In a 30-year study, Harvard researchers found that people who ate nuts every day were 20 percent less likely to die from any cause during the study, than those who didn’t. The more frequently people ate nuts, the lower their risk of death was.
Experts point to nuts’ cholesterol-balancing qualities as the reason they’re so darn good for your life expectancy. So try adding some walnuts to your morning oatmeal or chopped almonds to your salad for a longer, healthier life.
3. Ease up on the red meat.
It’s alright to enjoy the occasional steak or treat yourself at your favorite burger joint — just don’t overdo it. One study found that women and men who were initially healthy became more likely to develop heart disease and cancer if they regularly indulged in red meat. A daily serving of red meat upped the likelihood of death by 13 percent while processed meat upped the chances by 20 percent. Processed meats, like hot dogs and lunch meats, have frequently been linked to cancer and heart disease.

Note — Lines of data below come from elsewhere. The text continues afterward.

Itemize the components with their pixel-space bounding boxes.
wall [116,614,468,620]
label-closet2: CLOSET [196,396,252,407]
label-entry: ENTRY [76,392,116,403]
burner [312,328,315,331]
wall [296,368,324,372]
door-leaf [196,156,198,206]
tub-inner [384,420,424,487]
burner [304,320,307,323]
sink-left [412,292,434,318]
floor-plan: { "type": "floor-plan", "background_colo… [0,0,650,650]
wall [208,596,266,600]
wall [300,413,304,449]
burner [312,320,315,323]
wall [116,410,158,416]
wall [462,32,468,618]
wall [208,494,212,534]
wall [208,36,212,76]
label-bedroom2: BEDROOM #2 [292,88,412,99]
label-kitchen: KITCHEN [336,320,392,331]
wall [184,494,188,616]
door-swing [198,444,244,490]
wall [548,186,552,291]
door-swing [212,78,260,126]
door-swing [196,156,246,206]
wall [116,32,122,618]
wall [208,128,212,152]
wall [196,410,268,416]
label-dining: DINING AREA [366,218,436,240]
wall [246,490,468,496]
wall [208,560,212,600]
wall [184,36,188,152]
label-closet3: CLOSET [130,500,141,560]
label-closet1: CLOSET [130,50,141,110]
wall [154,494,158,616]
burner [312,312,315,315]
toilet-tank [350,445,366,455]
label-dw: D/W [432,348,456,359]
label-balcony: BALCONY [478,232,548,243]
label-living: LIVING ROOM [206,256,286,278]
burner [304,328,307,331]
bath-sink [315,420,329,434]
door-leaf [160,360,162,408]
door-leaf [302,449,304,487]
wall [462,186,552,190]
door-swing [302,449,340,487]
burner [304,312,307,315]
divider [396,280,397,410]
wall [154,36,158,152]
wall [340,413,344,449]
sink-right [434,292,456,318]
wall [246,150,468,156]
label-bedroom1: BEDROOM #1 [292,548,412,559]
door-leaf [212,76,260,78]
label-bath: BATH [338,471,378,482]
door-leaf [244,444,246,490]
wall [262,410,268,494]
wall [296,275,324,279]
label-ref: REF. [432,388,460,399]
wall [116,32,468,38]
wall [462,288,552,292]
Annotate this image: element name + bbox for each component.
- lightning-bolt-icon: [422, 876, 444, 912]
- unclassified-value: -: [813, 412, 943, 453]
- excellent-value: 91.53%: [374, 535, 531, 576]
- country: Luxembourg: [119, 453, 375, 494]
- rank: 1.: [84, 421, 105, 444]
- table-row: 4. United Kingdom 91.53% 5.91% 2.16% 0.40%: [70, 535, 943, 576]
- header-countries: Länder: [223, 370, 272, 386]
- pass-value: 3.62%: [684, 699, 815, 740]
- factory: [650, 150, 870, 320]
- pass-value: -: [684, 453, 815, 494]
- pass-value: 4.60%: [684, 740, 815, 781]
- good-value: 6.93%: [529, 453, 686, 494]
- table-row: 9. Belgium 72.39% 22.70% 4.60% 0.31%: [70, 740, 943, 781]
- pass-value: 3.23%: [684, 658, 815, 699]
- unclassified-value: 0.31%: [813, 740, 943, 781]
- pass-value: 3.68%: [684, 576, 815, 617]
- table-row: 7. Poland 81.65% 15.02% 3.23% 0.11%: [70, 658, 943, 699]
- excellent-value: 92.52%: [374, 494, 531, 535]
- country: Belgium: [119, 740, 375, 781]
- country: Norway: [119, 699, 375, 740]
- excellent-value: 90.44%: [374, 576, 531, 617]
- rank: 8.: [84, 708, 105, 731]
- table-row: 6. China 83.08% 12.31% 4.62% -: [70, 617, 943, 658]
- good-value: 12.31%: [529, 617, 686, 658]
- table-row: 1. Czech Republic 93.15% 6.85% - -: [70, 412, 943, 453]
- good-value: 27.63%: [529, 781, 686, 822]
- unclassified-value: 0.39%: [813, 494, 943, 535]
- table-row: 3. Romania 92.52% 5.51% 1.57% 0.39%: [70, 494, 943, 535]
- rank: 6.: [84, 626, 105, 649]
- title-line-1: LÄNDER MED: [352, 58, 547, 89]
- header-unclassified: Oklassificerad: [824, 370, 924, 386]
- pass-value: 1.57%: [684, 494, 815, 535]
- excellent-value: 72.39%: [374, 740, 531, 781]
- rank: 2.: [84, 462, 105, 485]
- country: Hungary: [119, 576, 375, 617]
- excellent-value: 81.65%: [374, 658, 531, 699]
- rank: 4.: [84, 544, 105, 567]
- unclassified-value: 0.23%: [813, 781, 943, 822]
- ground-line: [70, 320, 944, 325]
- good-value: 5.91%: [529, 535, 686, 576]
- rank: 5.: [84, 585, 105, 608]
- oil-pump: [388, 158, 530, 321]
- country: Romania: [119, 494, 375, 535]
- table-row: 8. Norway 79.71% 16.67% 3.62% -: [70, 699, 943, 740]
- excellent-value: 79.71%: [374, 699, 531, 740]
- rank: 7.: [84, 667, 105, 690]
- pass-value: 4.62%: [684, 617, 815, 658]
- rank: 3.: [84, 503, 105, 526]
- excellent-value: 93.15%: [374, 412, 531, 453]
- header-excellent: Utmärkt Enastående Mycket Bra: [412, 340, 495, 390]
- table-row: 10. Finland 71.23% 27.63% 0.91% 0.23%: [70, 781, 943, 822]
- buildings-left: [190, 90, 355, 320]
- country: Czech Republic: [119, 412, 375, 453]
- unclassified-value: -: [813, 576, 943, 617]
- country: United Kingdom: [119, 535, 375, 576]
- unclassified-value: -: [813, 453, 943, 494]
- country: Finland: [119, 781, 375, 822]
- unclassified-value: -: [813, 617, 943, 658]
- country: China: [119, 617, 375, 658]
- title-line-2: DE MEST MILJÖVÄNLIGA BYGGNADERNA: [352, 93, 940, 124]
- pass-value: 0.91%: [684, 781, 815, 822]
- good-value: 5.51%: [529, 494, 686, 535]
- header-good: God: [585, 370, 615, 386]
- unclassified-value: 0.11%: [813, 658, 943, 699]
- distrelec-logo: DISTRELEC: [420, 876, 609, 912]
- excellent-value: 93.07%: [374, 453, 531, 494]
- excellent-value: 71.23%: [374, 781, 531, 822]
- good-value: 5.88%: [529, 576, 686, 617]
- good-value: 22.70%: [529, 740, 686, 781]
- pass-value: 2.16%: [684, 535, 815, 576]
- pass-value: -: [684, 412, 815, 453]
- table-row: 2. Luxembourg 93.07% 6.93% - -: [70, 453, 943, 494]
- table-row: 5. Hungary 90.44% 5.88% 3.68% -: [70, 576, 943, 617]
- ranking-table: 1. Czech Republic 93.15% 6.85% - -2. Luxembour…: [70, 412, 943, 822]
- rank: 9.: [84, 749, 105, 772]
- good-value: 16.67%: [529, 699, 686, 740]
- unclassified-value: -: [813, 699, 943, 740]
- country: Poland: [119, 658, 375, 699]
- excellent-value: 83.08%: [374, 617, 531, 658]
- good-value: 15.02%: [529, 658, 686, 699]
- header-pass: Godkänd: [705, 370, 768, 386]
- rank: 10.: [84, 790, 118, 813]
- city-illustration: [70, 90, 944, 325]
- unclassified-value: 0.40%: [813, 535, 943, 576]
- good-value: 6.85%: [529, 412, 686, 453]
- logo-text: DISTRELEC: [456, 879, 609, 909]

But the good news is, swapping out red meats with other proteins like fish, chicken, and even dairy products can lower your mortality risk.
4. Go for a jog.
We know the immediate benefits of exercise — the post-workout endorphin release, a clearer mind, and lower blood pressure just to name a few. But do many of us think of the longterm benefits other than what exercise can do for our waistlines?
Here’s some good news for the runners out there and some motivation for the rest of us. Danish researchers believe without a doubt that jogging is key to extending your life. “We can say with certainty that regular jogging increases longevity,” researcher Peter Schnohr said in a release. “The good news is that you don’t actually need to do that much to reap the benefits.”
Schnohr’s study found that jogging can increase life expectancy in men by over six years for men and over five years for women when they jogged just one to two and a half hours total per week. That’s enough to get us moving.
5. Find your Zen.
We’re all about mindfulness and its stress-busting, brain-protecting, whole-body goodness here at The Huffington Post.
So we were really thrilled to find out that mindfulness can help you live a longer, healthier life. A study at University of California-Davis found people who regularly practice meditation have higher levels of telomerase. That’s the enzyme responsible for lengthening the telomeres at the ends of your chromosomes, which affect aging.
Similarly, another study found that cancer patients who combined meditation with other healthy lifestyle changes over several years were able to lengthen their telomeres.
Besides, meditation is an excellent way to manage stress and your blood pressure, which can in turn protect you from a number of diseases.